Thursday, March 17, 2011

iPads in the Classroom

A mostly negative account of putting iPads into the hands of students and faculty. Unfortunately, I don't think they're actually "integrating" the iPads into teaching and learning. Instead, it seems like they're treating iPads as laptop replacements. Bringing iPads (or any other mobile device) into the classroom requires greater institutional, faculty, staff, and student commitment. Assignments, activities, faculty-student interaction have to all be built around the device. This may require creating new assignments, modifying existing assignments, creating custom applications, and customizing your infrastructure for these devices.
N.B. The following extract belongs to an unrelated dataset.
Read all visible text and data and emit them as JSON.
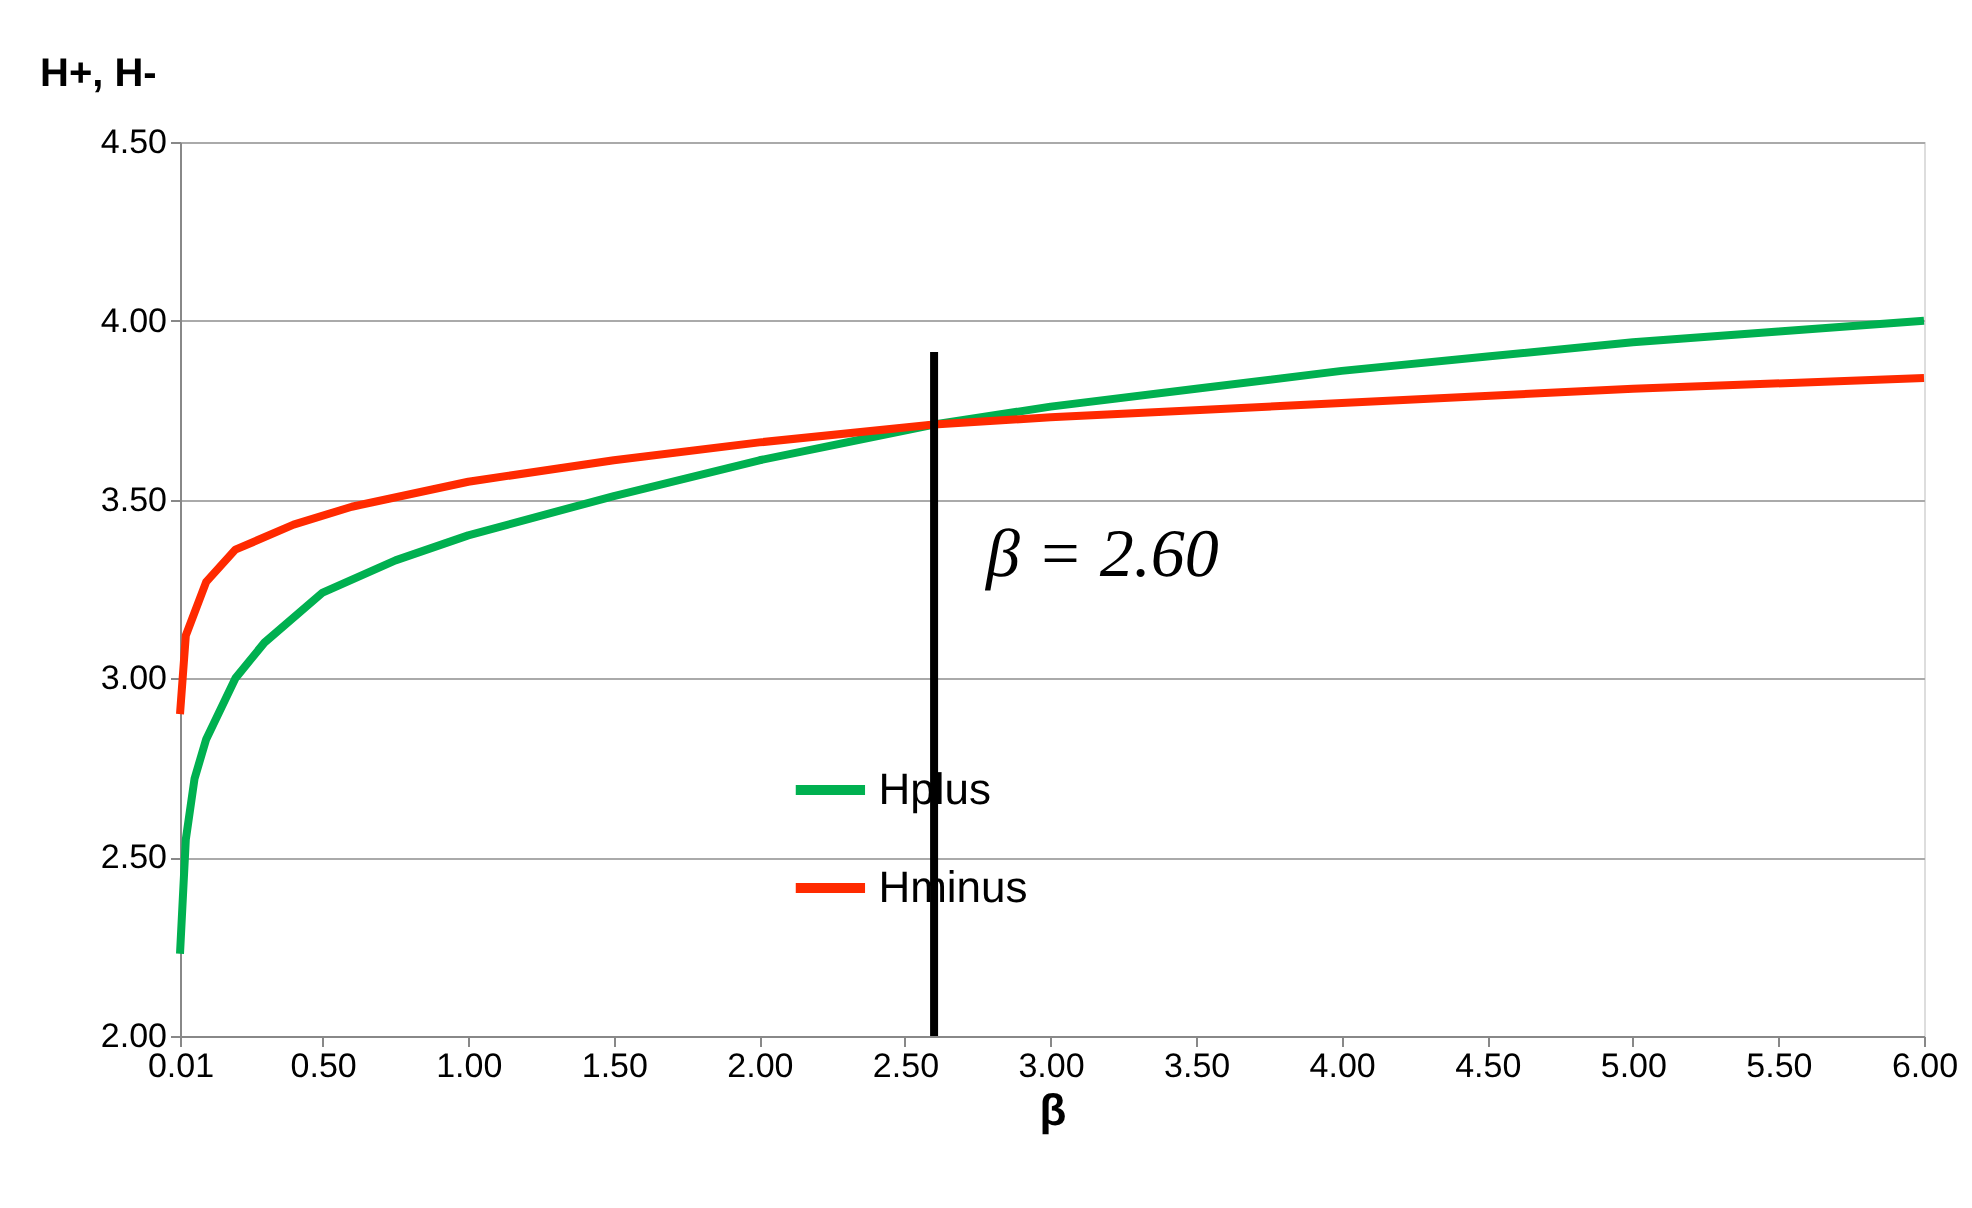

An iPad initiative should take advantage of the special capabilities of the devices, but also account for the limitations.
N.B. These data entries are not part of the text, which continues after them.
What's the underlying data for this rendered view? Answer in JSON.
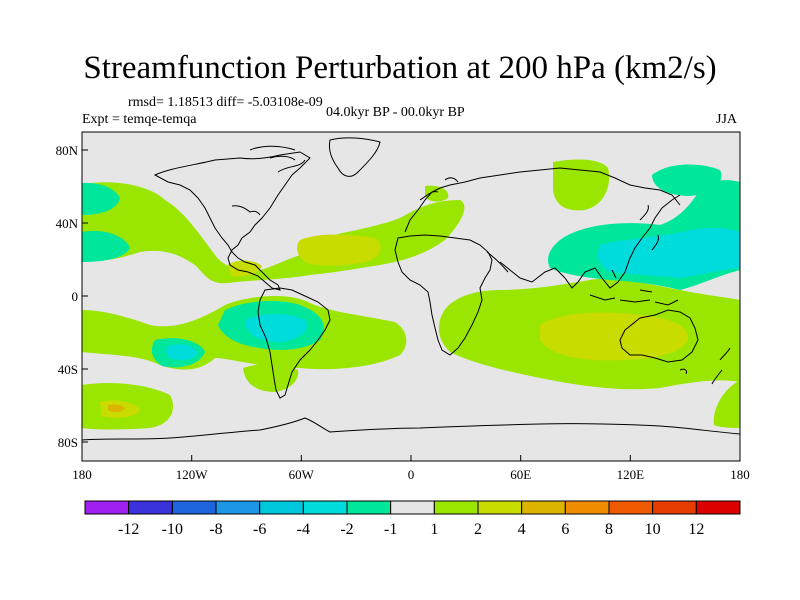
{
  "title": "Streamfunction Perturbation at 200 hPa (km2/s)",
  "rmsd_line": "rmsd= 1.18513 diff= -5.03108e-09",
  "period_line": "04.0kyr BP - 00.0kyr BP",
  "experiment_line": "Expt = temqe-temqa",
  "season": "JJA",
  "map": {
    "lon_labels": [
      "180",
      "120W",
      "60W",
      "0",
      "60E",
      "120E",
      "180"
    ],
    "lat_labels": [
      "80N",
      "40N",
      "0",
      "40S",
      "80S"
    ]
  },
  "colorbar": {
    "labels": [
      "-12",
      "-10",
      "-8",
      "-6",
      "-4",
      "-2",
      "-1",
      "1",
      "2",
      "4",
      "6",
      "8",
      "10",
      "12"
    ],
    "colors": [
      "#a020f0",
      "#3c32dc",
      "#1e64dc",
      "#1e96e6",
      "#00c8dc",
      "#00dcdc",
      "#00e69b",
      "#e6e6e6",
      "#9be600",
      "#c8dc00",
      "#dcb400",
      "#f08c00",
      "#f05a00",
      "#e63c00",
      "#dc0000"
    ]
  }
}
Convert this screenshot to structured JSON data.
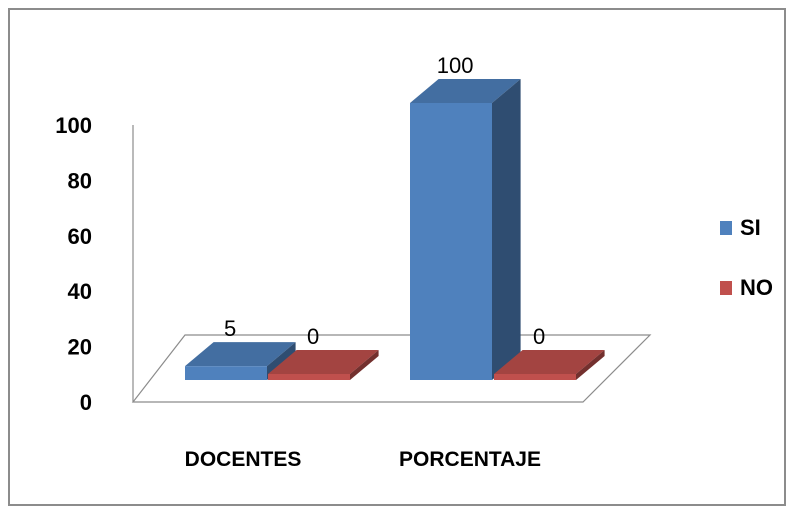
{
  "chart_data": {
    "type": "bar",
    "categories": [
      "DOCENTES",
      "PORCENTAJE"
    ],
    "series": [
      {
        "name": "SI",
        "values": [
          5,
          100
        ],
        "color": "#4f81bd"
      },
      {
        "name": "NO",
        "values": [
          0,
          0
        ],
        "color": "#c0504d"
      }
    ],
    "ylim": [
      0,
      100
    ],
    "yticks": [
      "0",
      "20",
      "40",
      "60",
      "80",
      "100"
    ],
    "data_labels": [
      [
        "5",
        "100"
      ],
      [
        "0",
        "0"
      ]
    ],
    "legend_position": "right",
    "grid": false,
    "style": "3d-clustered-column"
  }
}
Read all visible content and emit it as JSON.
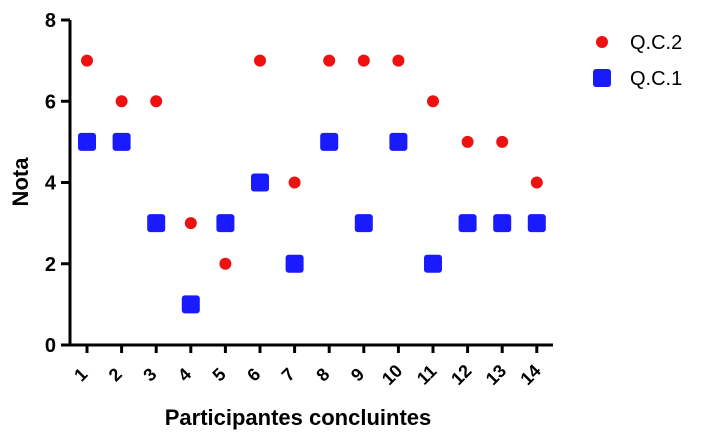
{
  "chart_data": {
    "type": "scatter",
    "xlabel": "Participantes concluintes",
    "ylabel": "Nota",
    "ylim": [
      0,
      8
    ],
    "yticks": [
      "0",
      "2",
      "4",
      "6",
      "8"
    ],
    "categories": [
      "1",
      "2",
      "3",
      "4",
      "5",
      "6",
      "7",
      "8",
      "9",
      "10",
      "11",
      "12",
      "13",
      "14"
    ],
    "legend_position": "top-right",
    "grid": false,
    "series": [
      {
        "name": "Q.C.2",
        "marker": "circle",
        "color": "#ee1111",
        "values": [
          7,
          6,
          6,
          3,
          2,
          7,
          4,
          7,
          7,
          7,
          6,
          5,
          5,
          4
        ]
      },
      {
        "name": "Q.C.1",
        "marker": "square",
        "color": "#1a1aff",
        "values": [
          5,
          5,
          3,
          1,
          3,
          4,
          2,
          5,
          3,
          5,
          2,
          3,
          3,
          3
        ]
      }
    ]
  }
}
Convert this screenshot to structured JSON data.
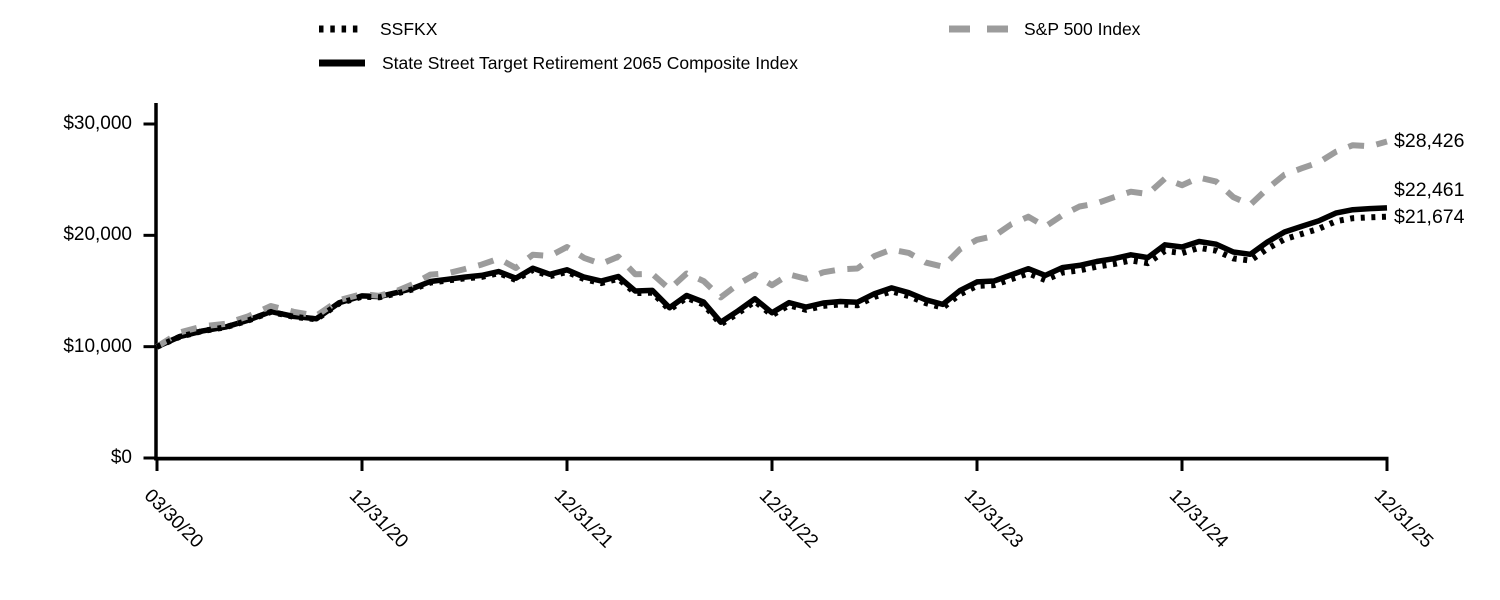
{
  "colors": {
    "black_series": "#000000",
    "gray_series": "#9c9c9c",
    "axis": "#000000",
    "background": "#ffffff"
  },
  "legend": {
    "items": [
      {
        "label": "SSFKX",
        "style": "dotted",
        "color": "#000000"
      },
      {
        "label": "State Street Target Retirement 2065 Composite Index",
        "style": "solid",
        "color": "#000000"
      },
      {
        "label": "S&P 500 Index",
        "style": "dashed",
        "color": "#9c9c9c"
      }
    ]
  },
  "end_labels": [
    {
      "series": "S&P 500 Index",
      "text": "$28,426",
      "value": 28426
    },
    {
      "series": "State Street Target Retirement 2065 Composite Index",
      "text": "$22,461",
      "value": 22461
    },
    {
      "series": "SSFKX",
      "text": "$21,674",
      "value": 21674
    }
  ],
  "chart_data": {
    "type": "line",
    "title": "",
    "xlabel": "",
    "ylabel": "",
    "grid": false,
    "legend_position": "top",
    "frequency": "monthly",
    "start_date": "03/30/20",
    "end_date": "12/31/25",
    "ylim": [
      0,
      31900
    ],
    "y_tick_values": [
      0,
      10000,
      20000,
      30000
    ],
    "y_tick_labels": [
      "$0",
      "$10,000",
      "$20,000",
      "$30,000"
    ],
    "x_tick_labels": [
      "03/30/20",
      "12/31/20",
      "12/31/21",
      "12/31/22",
      "12/31/23",
      "12/31/24",
      "12/31/25"
    ],
    "x_tick_month_index": [
      0,
      9,
      21,
      33,
      45,
      57,
      69
    ],
    "series": [
      {
        "name": "State Street Target Retirement 2065 Composite Index",
        "style": "solid",
        "color": "#000000",
        "final_value": 22461,
        "values": [
          10000,
          10900,
          11420,
          11760,
          12380,
          13150,
          12720,
          12500,
          13950,
          14560,
          14500,
          14850,
          15250,
          15850,
          16050,
          16250,
          16400,
          16750,
          16150,
          17050,
          16500,
          16900,
          16250,
          15900,
          16300,
          15000,
          15050,
          13500,
          14600,
          14000,
          12200,
          13200,
          14300,
          13050,
          13960,
          13550,
          13920,
          14060,
          13990,
          14760,
          15280,
          14850,
          14210,
          13800,
          15040,
          15820,
          15900,
          16450,
          17000,
          16400,
          17100,
          17300,
          17650,
          17900,
          18250,
          18000,
          19150,
          18950,
          19450,
          19200,
          18500,
          18300,
          19400,
          20300,
          20800,
          21300,
          22000,
          22300,
          22400,
          22461
        ]
      },
      {
        "name": "S&P 500 Index",
        "style": "dashed",
        "color": "#9c9c9c",
        "final_value": 28426,
        "values": [
          10000,
          11280,
          11820,
          12050,
          12730,
          13650,
          13130,
          12780,
          14180,
          14720,
          14570,
          14980,
          15630,
          16470,
          16580,
          16970,
          17370,
          17900,
          17070,
          18260,
          18140,
          18950,
          17970,
          17430,
          18080,
          16500,
          16530,
          15170,
          16570,
          15890,
          14430,
          15590,
          16470,
          15520,
          16490,
          16090,
          16680,
          16940,
          17020,
          18140,
          18720,
          18420,
          17550,
          17180,
          18750,
          19600,
          19930,
          20990,
          21670,
          20780,
          21810,
          22590,
          22870,
          23420,
          23920,
          23710,
          25100,
          24500,
          25190,
          24830,
          23430,
          22750,
          24200,
          25450,
          26020,
          26550,
          27500,
          28100,
          28000,
          28426
        ]
      },
      {
        "name": "SSFKX",
        "style": "dotted",
        "color": "#000000",
        "final_value": 21674,
        "values": [
          10000,
          10890,
          11410,
          11740,
          12350,
          13120,
          12680,
          12460,
          13890,
          14490,
          14430,
          14770,
          15160,
          15750,
          15940,
          16130,
          16270,
          16610,
          16000,
          16890,
          16330,
          16720,
          16070,
          15710,
          16100,
          14810,
          14850,
          13310,
          14390,
          13790,
          12010,
          12990,
          14070,
          12830,
          13720,
          13310,
          13660,
          13800,
          13720,
          14470,
          14970,
          14540,
          13910,
          13500,
          14700,
          15460,
          15530,
          16060,
          16580,
          15990,
          16660,
          16850,
          17180,
          17420,
          17750,
          17500,
          18600,
          18400,
          18880,
          18620,
          17930,
          17730,
          18790,
          19650,
          20120,
          20590,
          21260,
          21540,
          21620,
          21674
        ]
      }
    ]
  }
}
iPads Could Hinder Teaching, Professors Say

When Paul Steinhaus, chief information officer at Chatham University, met with his colleagues last summer to discus getting iPads for incoming students, they knew the move could raise the profile of the small institution in Pittsburgh. Across the country, institutions had grabbed headlines for adopting Apple's tablet computing device.
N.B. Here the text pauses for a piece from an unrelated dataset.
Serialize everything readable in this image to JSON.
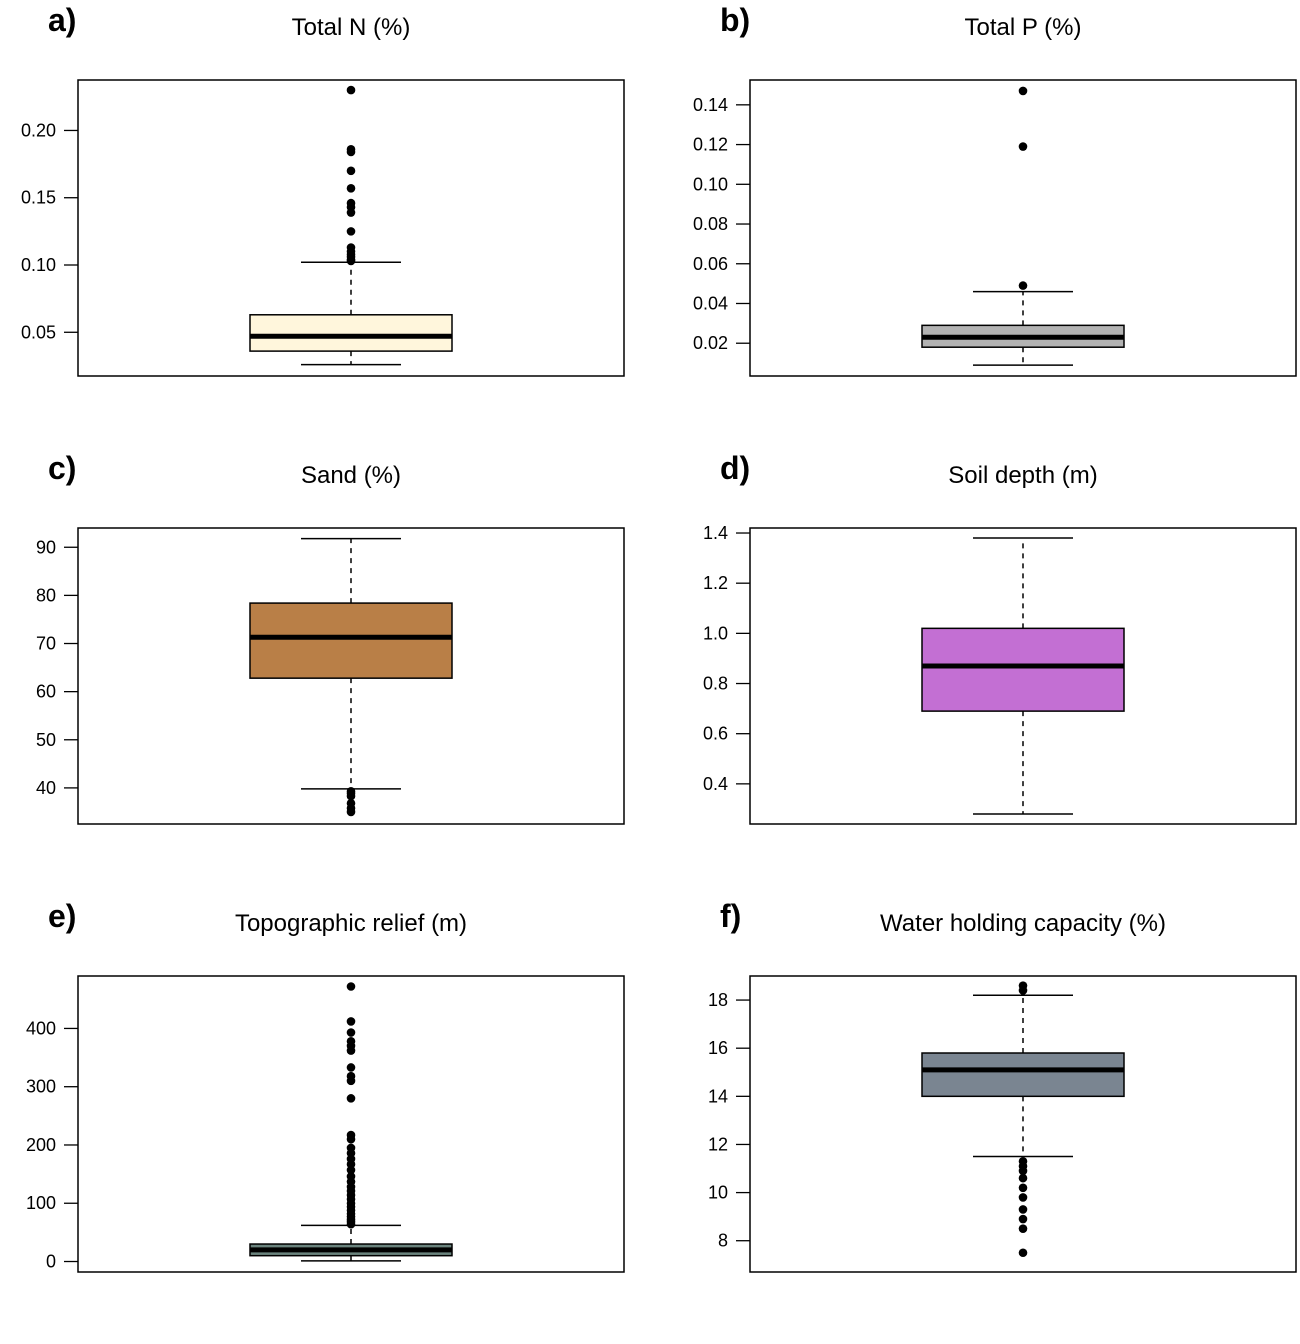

But Mr. Steinhaus and other administrators soon realized that the iPad, with the slow finger-typing it requires, actually makes written course work more difficult, and that the devices wouldn't run all of the university's applications. "I'd hate to charge students and have them only be able to use it for e-mail and Facebook," says Mr. Steinhaus. Chatham charges a $700 annual technology fee, which now pays for standard laptops.

Still, he adds wistfully, "it would have been nice to get the publicity out of it."

Despite the iPad's popularity—Apple has sold nearly 15 million of them and just came out with the iPad2; and there are dozens of competitors, like the Samsung Galaxy—early studies indicate that these finger-based tablets are passive devices that have limited use in higher education. They are great for viewing media and allow students to share readings. But professors cannot use them to mark up material on the fly and show changes to students in response to their questions, a type of interactivity that has been a major thrust in pedagogy.

Even students have issues. When the University of Notre Dame tested iPads in a management class, students said the finger-based interface on its glassy surface was not good for taking class notes and didn't allow them to mark up readings. For their online final exam, 39 of the 40 students put away their iPads in favor a laptop, because of concerns that the Apple tablet might not save their material.

"When they're working on something important, it kind of freaks them out," says Corey M. Angst, the assistant professor of management who tested the tablets.